The report shows that overall export volumes of Irish spirits grew by 2.8% in 2024, with value growth outpacing volume increases due mainly to supply chain inflation.
Domestically, however, sales fell by more than 2% as Irish consumers continued to moderate their alcohol consumption.
Vodka held its position as Ireland’s most popular spirit, followed by Irish whiskey and gin, though tequila was the standout performer with sales rising by more than 20% year-on-year.
On global markets, Irish whiskey volumes increased by 3.6%, while Irish cream liqueurs posted more modest growth of 1.5%.
The United States remains by far the largest export destination for Irish spirits, followed by the UK and Germany.
India has emerged as a fast-growing market for Irish whiskey, climbing to fifth place in 2024 with volumes up 57.5%.

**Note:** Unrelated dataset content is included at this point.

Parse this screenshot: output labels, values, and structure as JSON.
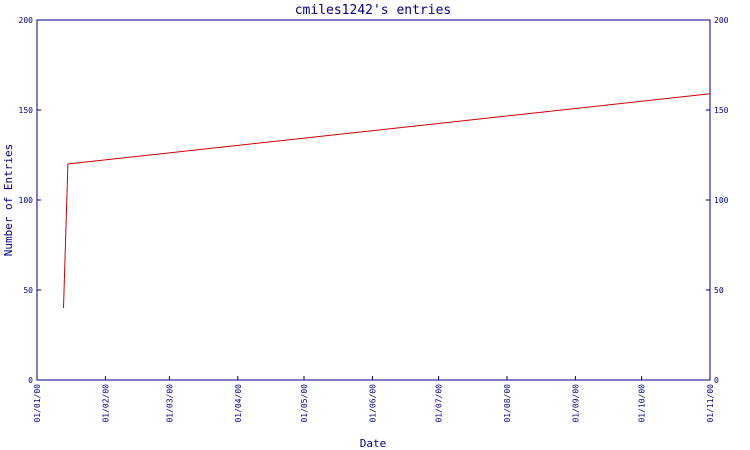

The report notes that the conclusion of an EU–India trade deal, with a reduction in tariff rates, could unlock significant opportunities for producers.
Ireland’s high taxation regime remains a challenge for the sector.
The country continues to levy the third-highest excise duty on spirits in Europe and the second-highest across all alcohol categories.

Drinks Ireland argues this is restricting investment and innovation by producers.
Drinks Ireland | Spirits Chairperson, David Boyd-Armstrong, said: “2024 saw sales volume growth of 2.8% across our main spirits drinks and higher value growth, largely reflecting inflation across the supply chain.
"Medium term, our projections remain toward growth, but the pace of the growth has eased, and trade developments since early 2025 have presented an incredibly challenging business environment."